Cet homme est marchant de tapis (ça ne s’invente pas), comme l’est son frère - qui était le second passager du véhicule - comme l’était son père et comme il souhaite que ses enfants le soient, s’ils le désirent. Il a arrêté l’école à 11 ans pour travailler avec son père, parle couramment anglais et allemand. Son négoce consiste à revendre des tapis et kilims anciens ou modernes aux marchants d’Istanbul. Son frère et lui font chaque semaine le tour des marchants de la ville et des alentours chez qui les habitants désirant se moderniser ou ayant besoin d’argent viennent vendre les tapis et kilims anciens. Environ 150 ouvrières travaillent pour eux pour fabriquer du neuf. Comme il est connu comme spécialiste, on lui téléphone souvent lorsqu’une belle pièce est arrivée sur le marché. Il dit bien gagner sa vie et n’en demande pas plus. Comme le veut l’islam, il donne chaque année un dixième de son revenu aux pauvres : d’abord ceux de sa famille, puis ceux qu’il connaît et s’il en reste, à la moquée qui se charge de le répartir.

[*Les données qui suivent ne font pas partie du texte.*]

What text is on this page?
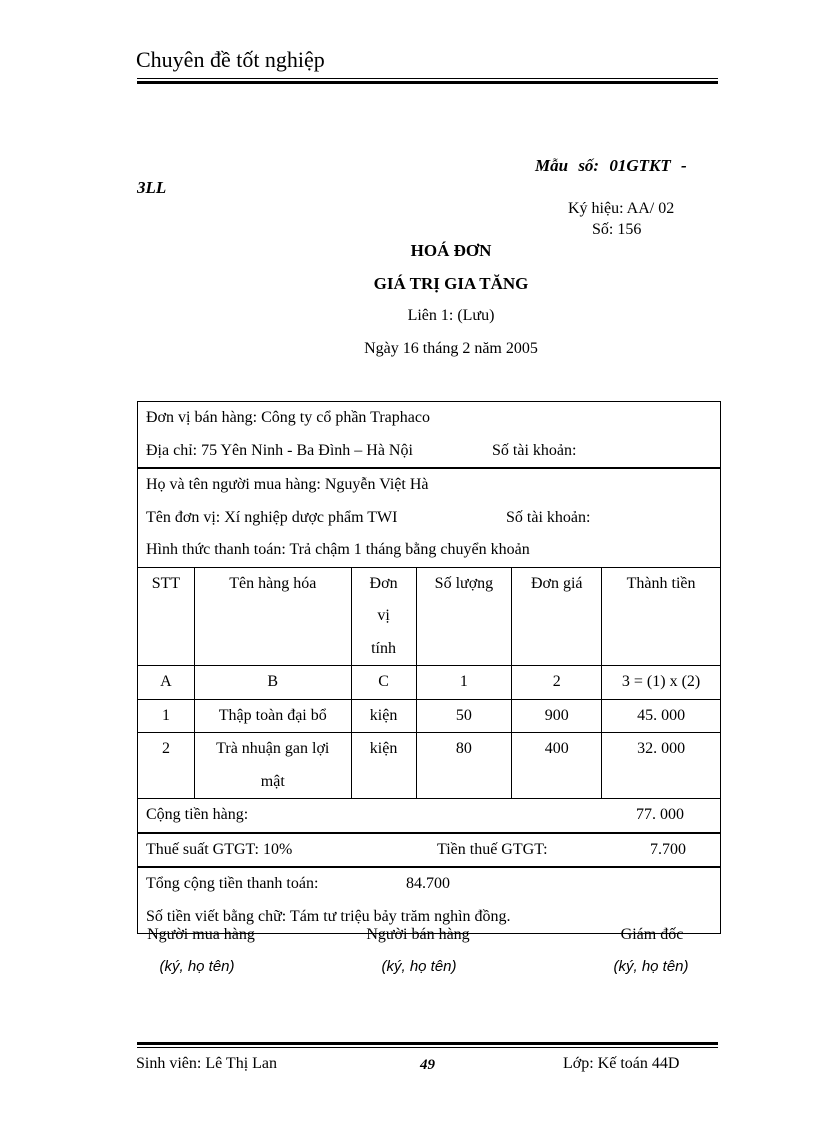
Chuyên đề tốt nghiệp
Mẫu số: 01GTKT -
3LL
Ký hiệu: AA/ 02
Số: 156
HOÁ ĐƠN
GIÁ TRỊ GIA TĂNG
Liên 1: (Lưu)
Ngày 16 tháng 2 năm 2005
Đơn vị bán hàng: Công ty cổ phần Traphaco
Địa chỉ: 75 Yên Ninh - Ba Đình – Hà Nội Số tài khoản:					

Họ và tên người mua hàng: Nguyễn Việt Hà
Tên đơn vị: Xí nghiệp dược phẩm TWI Số tài khoản:
Hình thức thanh toán: Trả chậm 1 tháng bằng chuyển khoản					

STT	Tên hàng hóa	Đơn
vị
tính	Số lượng	Đơn giá	Thành tiền
A	B	C	1	2	3 = (1) x (2)
1	Thập toàn đại bổ	kiện	50	900	45. 000
2	Trà nhuận gan lợi
mật	kiện	80	400	32. 000

Cộng tiền hàng: 77. 000					

Thuế suất GTGT: 10% Tiền thuế GTGT: 7.700					

Tổng cộng tiền thanh toán: 84.700
Số tiền viết bằng chữ: Tám tư triệu bảy trăm nghìn đồng.					
Người mua hàng	Người bán hàng	Giám đốc
(ký, họ tên)	(ký, họ tên)	(ký, họ tên)
Sinh viên: Lê Thị Lan	49	Lớp: Kế toán 44D
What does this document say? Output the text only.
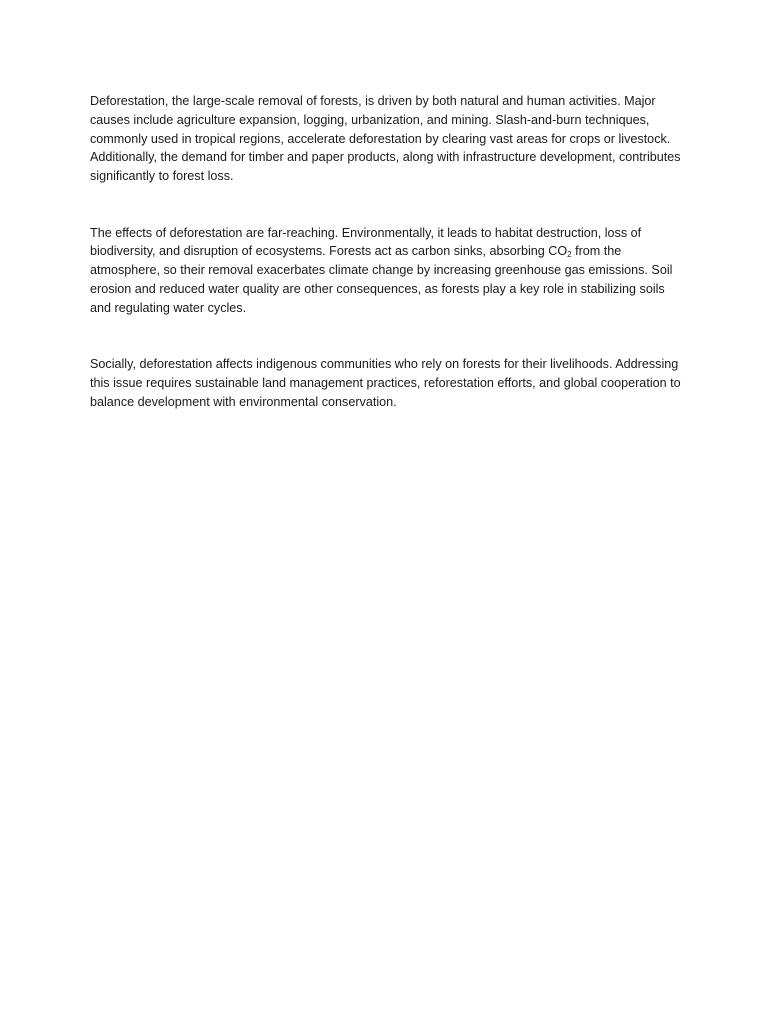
Deforestation, the large-scale removal of forests, is driven by both natural and human activities. Major causes include agriculture expansion, logging, urbanization, and mining. Slash-and-burn techniques, commonly used in tropical regions, accelerate deforestation by clearing vast areas for crops or livestock. Additionally, the demand for timber and paper products, along with infrastructure development, contributes significantly to forest loss.

The effects of deforestation are far-reaching. Environmentally, it leads to habitat destruction, loss of biodiversity, and disruption of ecosystems. Forests act as carbon sinks, absorbing $CO_2$ from the atmosphere, so their removal exacerbates climate change by increasing greenhouse gas emissions. Soil erosion and reduced water quality are other consequences, as forests play a key role in stabilizing soils and regulating water cycles.

Socially, deforestation affects indigenous communities who rely on forests for their livelihoods. Addressing this issue requires sustainable land management practices, reforestation efforts, and global cooperation to balance development with environmental conservation.
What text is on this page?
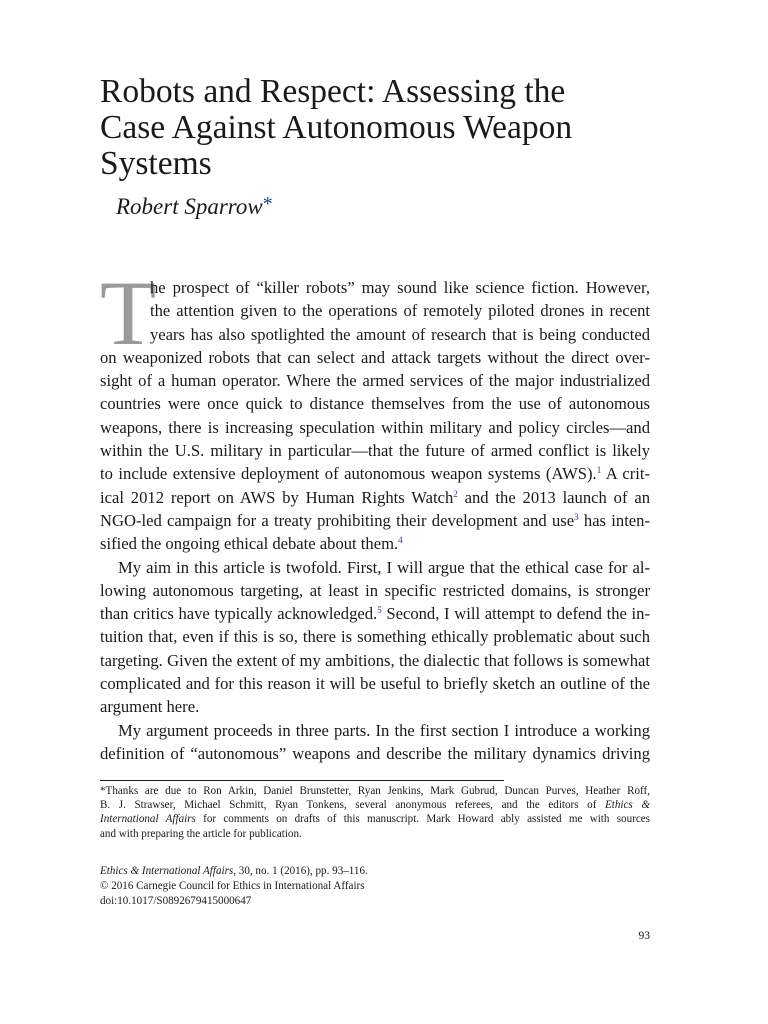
Robots and Respect: Assessing the
Case Against Autonomous Weapon
Systems
Robert Sparrow*
T
he prospect of “killer robots” may sound like science fiction. However,
the attention given to the operations of remotely piloted drones in recent
years has also spotlighted the amount of research that is being conducted
on weaponized robots that can select and attack targets without the direct over-
sight of a human operator. Where the armed services of the major industrialized
countries were once quick to distance themselves from the use of autonomous
weapons, there is increasing speculation within military and policy circles—and
within the U.S. military in particular—that the future of armed conflict is likely
to include extensive deployment of autonomous weapon systems (AWS).$^1$ A crit-
ical 2012 report on AWS by Human Rights Watch$^2$ and the 2013 launch of an
NGO-led campaign for a treaty prohibiting their development and use$^3$ has inten-
sified the ongoing ethical debate about them.$^4$
My aim in this article is twofold. First, I will argue that the ethical case for al-
lowing autonomous targeting, at least in specific restricted domains, is stronger
than critics have typically acknowledged.$^5$ Second, I will attempt to defend the in-
tuition that, even if this is so, there is something ethically problematic about such
targeting. Given the extent of my ambitions, the dialectic that follows is somewhat
complicated and for this reason it will be useful to briefly sketch an outline of the
argument here.
My argument proceeds in three parts. In the first section I introduce a working
definition of “autonomous” weapons and describe the military dynamics driving
*Thanks are due to Ron Arkin, Daniel Brunstetter, Ryan Jenkins, Mark Gubrud, Duncan Purves, Heather Roff,
B. J. Strawser, Michael Schmitt, Ryan Tonkens, several anonymous referees, and the editors of Ethics &
International Affairs for comments on drafts of this manuscript. Mark Howard ably assisted me with sources
and with preparing the article for publication.
Ethics & International Affairs, 30, no. 1 (2016), pp. 93–116.
© 2016 Carnegie Council for Ethics in International Affairs
doi:10.1017/S0892679415000647
93
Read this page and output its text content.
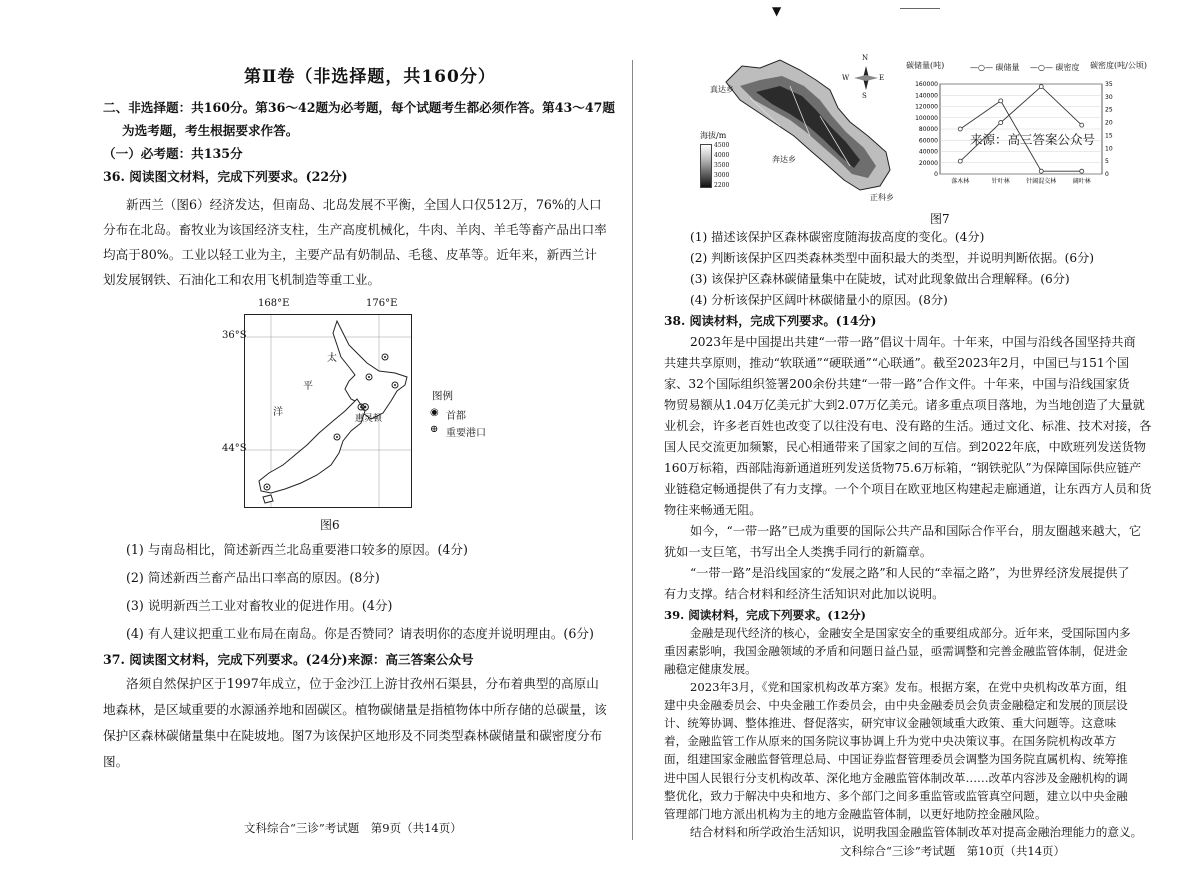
▼
第Ⅱ卷（非选择题，共160分）
二、非选择题：共160分。第36～42题为必考题，每个试题考生都必须作答。第43～47题
为选考题，考生根据要求作答。
（一）必考题：共135分
36. 阅读图文材料，完成下列要求。(22分)
新西兰（图6）经济发达，但南岛、北岛发展不平衡，全国人口仅512万，76%的人口
分布在北岛。畜牧业为该国经济支柱，生产高度机械化，牛肉、羊肉、羊毛等畜产品出口率
均高于80%。工业以轻工业为主，主要产品有奶制品、毛毯、皮革等。近年来，新西兰计
划发展钢铁、石油化工和农用飞机制造等重工业。
168°E	176°E
36°S
44°S
太
平
洋
惠灵顿
图例
◉ 首都
⊕ 重要港口
图6
(1) 与南岛相比，简述新西兰北岛重要港口较多的原因。(4分)
(2) 简述新西兰畜产品出口率高的原因。(8分)
(3) 说明新西兰工业对畜牧业的促进作用。(4分)
(4) 有人建议把重工业布局在南岛。你是否赞同？请表明你的态度并说明理由。(6分)
37. 阅读图文材料，完成下列要求。(24分)来源：高三答案公众号
洛须自然保护区于1997年成立，位于金沙江上游甘孜州石渠县，分布着典型的高原山
地森林，是区域重要的水源涵养地和固碳区。植物碳储量是指植物体中所存储的总碳量，该
保护区森林碳储量集中在陡坡地。图7为该保护区地形及不同类型森林碳储量和碳密度分布
图。
文科综合“三诊”考试题　第9页（共14页）
真达乡
奔达乡
正科乡
海拔/m
4500
4000
3500
3000
2200
N
E
S
W
0
20000
40000
60000
80000
100000
120000
140000
160000
0
5
10
15
20
25
30
35
落木林	针叶林	针阔混交林	阔叶林
碳储量(吨)	碳密度(吨/公顷)
—○— 碳储量 —○— 碳密度
来源：高三答案公众号
图7
(1) 描述该保护区森林碳密度随海拔高度的变化。(4分)
(2) 判断该保护区四类森林类型中面积最大的类型，并说明判断依据。(6分)
(3) 该保护区森林碳储量集中在陡坡，试对此现象做出合理解释。(6分)
(4) 分析该保护区阔叶林碳储量小的原因。(8分)
38. 阅读材料，完成下列要求。(14分)
2023年是中国提出共建“一带一路”倡议十周年。十年来，中国与沿线各国坚持共商
共建共享原则，推动“软联通”“硬联通”“心联通”。截至2023年2月，中国已与151个国
家、32个国际组织签署200余份共建“一带一路”合作文件。十年来，中国与沿线国家货
物贸易额从1.04万亿美元扩大到2.07万亿美元。诸多重点项目落地，为当地创造了大量就
业机会，许多老百姓也改变了以往没有电、没有路的生活。通过文化、标准、技术对接，各
国人民交流更加频繁，民心相通带来了国家之间的互信。到2022年底，中欧班列发送货物
160万标箱，西部陆海新通道班列发送货物75.6万标箱，“钢铁驼队”为保障国际供应链产
业链稳定畅通提供了有力支撑。一个个项目在欧亚地区构建起走廊通道，让东西方人员和货
物往来畅通无阻。
如今，“一带一路”已成为重要的国际公共产品和国际合作平台，朋友圈越来越大，它
犹如一支巨笔，书写出全人类携手同行的新篇章。
“一带一路”是沿线国家的“发展之路”和人民的“幸福之路”，为世界经济发展提供了
有力支撑。结合材料和经济生活知识对此加以说明。
39. 阅读材料，完成下列要求。(12分)
金融是现代经济的核心，金融安全是国家安全的重要组成部分。近年来，受国际国内多
重因素影响，我国金融领域的矛盾和问题日益凸显，亟需调整和完善金融监管体制，促进金
融稳定健康发展。
2023年3月，《党和国家机构改革方案》发布。根据方案，在党中央机构改革方面，组
建中央金融委员会、中央金融工作委员会，由中央金融委员会负责金融稳定和发展的顶层设
计、统筹协调、整体推进、督促落实，研究审议金融领域重大政策、重大问题等。这意味
着，金融监管工作从原来的国务院议事协调上升为党中央决策议事。在国务院机构改革方
面，组建国家金融监督管理总局、中国证券监督管理委员会调整为国务院直属机构、统筹推
进中国人民银行分支机构改革、深化地方金融监管体制改革……改革内容涉及金融机构的调
文科综合“三诊”考试题　第10页（共14页）
整优化，致力于解决中央和地方、多个部门之间多重监管或监管真空问题，建立以中央金融
管理部门地方派出机构为主的地方金融监管体制，以更好地防控金融风险。
结合材料和所学政治生活知识，说明我国金融监管体制改革对提高金融治理能力的意义。
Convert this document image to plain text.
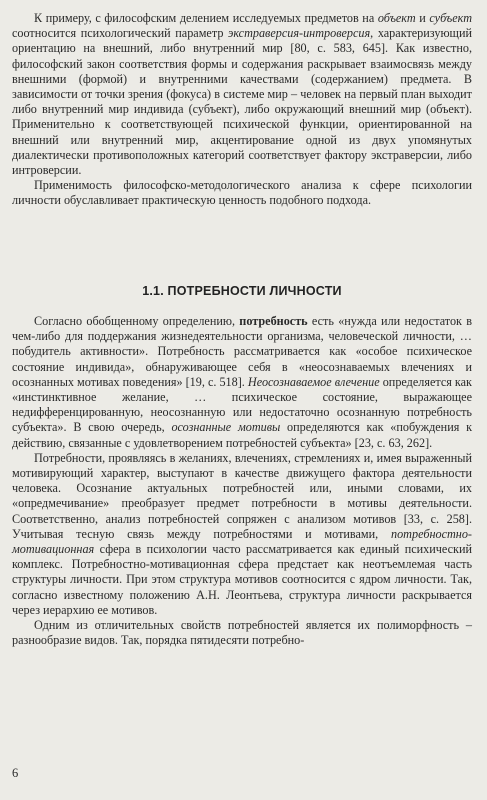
К примеру, с философским делением исследуемых предметов на объект и субъект соотносится психологический параметр экстраверсия-интроверсия, характеризующий ориентацию на внешний, либо внутренний мир [80, с. 583, 645]. Как известно, философский закон соответствия формы и содержания раскрывает взаимосвязь между внешними (формой) и внутренними качествами (содержанием) предмета. В зависимости от точки зрения (фокуса) в системе мир – человек на первый план выходит либо внутренний мир индивида (субъект), либо окружающий внешний мир (объект). Применительно к соответствующей психической функции, ориентированной на внешний или внутренний мир, акцентирование одной из двух упомянутых диалектически противоположных категорий соответствует фактору экстраверсии, либо интроверсии.

Применимость философско-методологического анализа к сфере психологии личности обуславливает практическую ценность подобного подхода.

1.1. ПОТРЕБНОСТИ ЛИЧНОСТИ

Согласно обобщенному определению, потребность есть «нужда или недостаток в чем-либо для поддержания жизнедеятельности организма, человеческой личности, … побудитель активности». Потребность рассматривается как «особое психическое состояние индивида», обнаруживающее себя в «неосознаваемых влечениях и осознанных мотивах поведения» [19, с. 518]. Неосознаваемое влечение определяется как «инстинктивное желание, … психическое состояние, выражающее недифференцированную, неосознанную или недостаточно осознанную потребность субъекта». В свою очередь, осознанные мотивы определяются как «побуждения к действию, связанные с удовлетворением потребностей субъекта» [23, с. 63, 262].

Потребности, проявляясь в желаниях, влечениях, стремлениях и, имея выраженный мотивирующий характер, выступают в качестве движущего фактора деятельности человека. Осознание актуальных потребностей или, иными словами, их «опредмечивание» преобразует предмет потребности в мотивы деятельности. Соответственно, анализ потребностей сопряжен с анализом мотивов [33, с. 258]. Учитывая тесную связь между потребностями и мотивами, потребностно-мотивационная сфера в психологии часто рассматривается как единый психический комплекс. Потребностно-мотивационная сфера предстает как неотъемлемая часть структуры личности. При этом структура мотивов соотносится с ядром личности. Так, согласно известному положению А.Н. Леонтьева, структура личности раскрывается через иерархию ее мотивов.

Одним из отличительных свойств потребностей является их полиморфность – разнообразие видов. Так, порядка пятидесяти потребно-

6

Au bout d’un moment, on nous a fait signe de nous lever et nous avons compris qu’en fait de thé nous allions partager le repas du soir. Riz, boulettes de viande, salade, et petits gâteaux au dessert, sans oublier le thé final, le tout partagé afin de nous offrir la plus grosse part.

Le repas terminé nous avons été conduits dans une autre pièce, beaucoup plus grande, meublée de canapés et fauteuils divers. Mustapha nous a expliqué que c’était la salle où on reçoit les invités. Récemment à l’occasion d’une réunion de famille ils étaient plus de vingt. Les réunions de ce genre, les fêtes et les événements familiaux jouent un grand rôle dans leur vie. A titre d’exemple il nous a indiqué que lors de la circoncision du fils et de son cousin, ils avaient fait une fête avec plus de 700 personnes. Lors de ces évènements, le raki coule à flot comme nous avons pu le constater en passant il y a peu de temps près d’une salle de mariage. Nous sommes ici face à un islamisme modéré. Pour sa part Mustapha fume mais ne boit plus d’alcool depuis trois ans. Nous n’avons pas demandé la raison de cette récente conversion au dogme.
La conversation étant revenue sur son métier il nous a dit qu’à cette occasion il était allé en Allemagne mais que les allemands « prennent les turcs pour des barbares », ce qui l’avait fortement affecté.
Puis il nous a montré sa collection personnelle de tapis et kilims. Une vingtaine de pièces d’exceptions empilées dans un coin de la salle. Il nous a détaillé les particularité de chacun (structures, fils d’argents, motifs etc…). Nous avons évidemment fait mine de comprendre, mais c’était comme si on avait expliqué au premier passant venu les bases de la mécanique quantique.
Nous nous sommes séparés, tard dans la soirée non sans s’être donnés rendez-vous le lendemain pour une visite guidée de la ville.
Celle-ci effectuée, nous nous sommes quittés sur un dernier thé dans son entrepôt…

entrepot

…après avoir échangé noms et adresses électroniques et avoir promis sur l’honneur que nous passerions le voir si nous revenions en Turquie.

Ce qui est remarquable, c’est que ce commerçant nous a reçu non comme des touristes mais comme des invités. Pas une seule tentative de nous vendre des kilims, pas une seule visite chez un « ami » spécialiste de bijoux en argent, dont il n’est pas difficile de savoir que Mary-Françoise peut constituer une cliente potentielle ! C’est nous qui avons dû lui demander de nous conduire chez un bon marchant de pastirna où nous avons pu faire nos achats, après dégustation.